Under his leadership, the Raiders won three Super Bowls and had 28 winning seasons, including 16 in a row.
In 1992, he was elected to the Pro Football Hall of Fame not just for his contributions to the Raiders, but to the NFL: as commissioner of the old AFL, he engineered the AFL-NFL merger and helped mold the game into what it is today, America's most popular sport.
He was an innovator who believed in the “vertical passing game,” the bump-and-run defense, speed and a physical – some would say dirty, at times – style of football.
A renegade himself who often wasn’t in step with the rest of the league owners or commissioner, he did things his way. He ripped his team from Oakland, moved to Los Angeles and then moved back, infuriating fans and the NFL. And he gave second chances to players cast off by other teams, and embraced the “outlaw” personalities of the likes of Ben Davis, Jack Tatum, Warren Wells and John Matuszak.
Even current head coach Hue Jackson has tried to rebuild the Raiders in the Davis mold, promising to “build a bully” in the East Bay that will stop at nothing less than a Super Bowl.
Davis – often dressed all in black himself -- chose the Raiders’ silver and black colors to be intimidating, and they were. When the Raiders and their silver-and-black clad Raider Nation of fans came to town, people noticed.
“I don’t want to be the most respected team in the league,” Davis once said. “I want to be the most feared.”
So, when others around the league referred to him as sinister or devious, Davis took it as a compliment. The fear factor was his.
Said author Hunter S. Thompson, years ago: “Al Davis makes Darth Vader look like a wimp.”
As news of his death spread across the NFL, tributes poured in.
NFL Commissioner Roger Goodell said Davis “Is a true legend of the game whose impact and legacy will forever be part of the NFL.”
Former Raiders quarterback Daryle Lamonica said: “When you think of Al Davis, that commitment to excellence was him. Pride and poise was more than just words. That was our way of life.”

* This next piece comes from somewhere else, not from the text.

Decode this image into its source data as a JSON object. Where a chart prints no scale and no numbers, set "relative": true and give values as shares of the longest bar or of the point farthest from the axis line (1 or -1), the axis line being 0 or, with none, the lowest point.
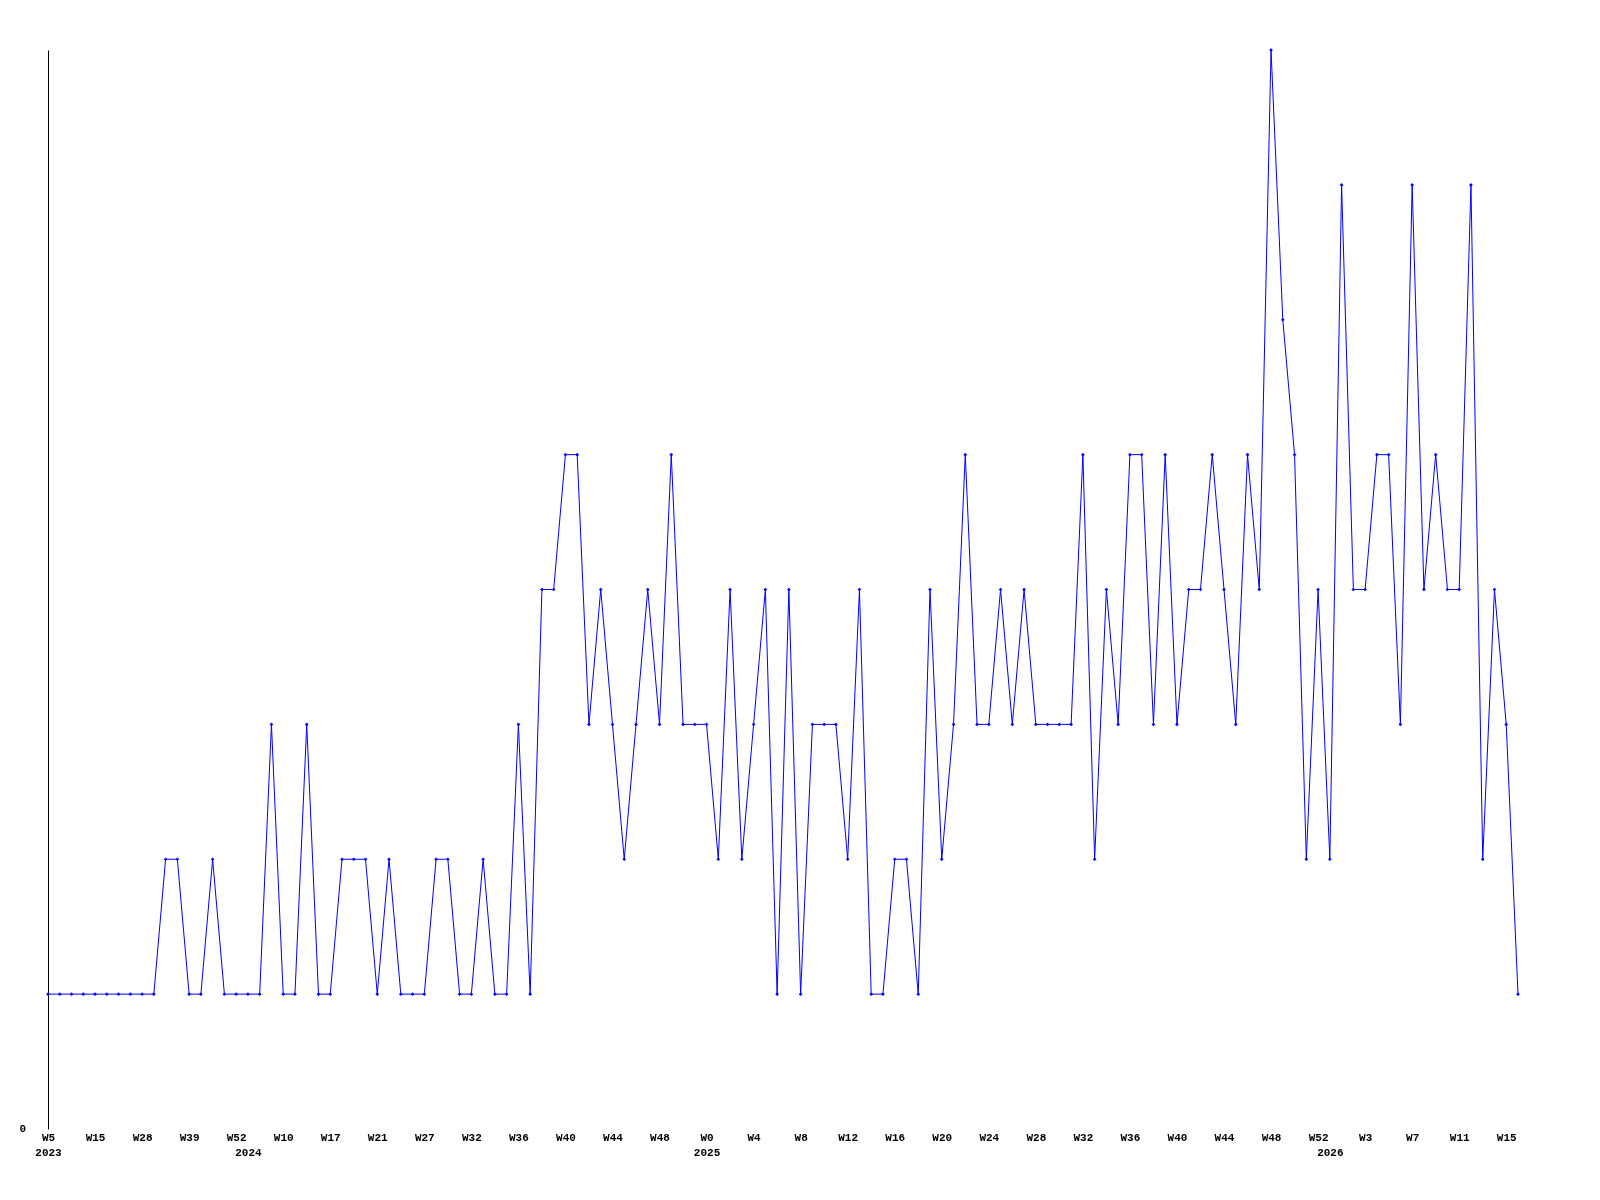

And Rich Gannon, the last quarterback to lead the Raiders to a Super Bowl, said, “He was never satisfied. He always had his eyes on the big prize. That was the standard of excellence he expected, and demanded, from players and anyone who walked through the building.”
What’s next for the Raiders is uncertain. There will be a successor, someone who will run the Raiders.
But it won’t be anyone like Al Davis. He was one of a kind.
“I don’t think there’s anyone in the National Football League – with the possible exception of George Halas – who’s had as big an impact as he’s had,” former Raiders linebacker Matt Millen told the New York Times. “He influenced a ton of things, either overtly, by pushing for rules, or covertly, by twisting the rules.”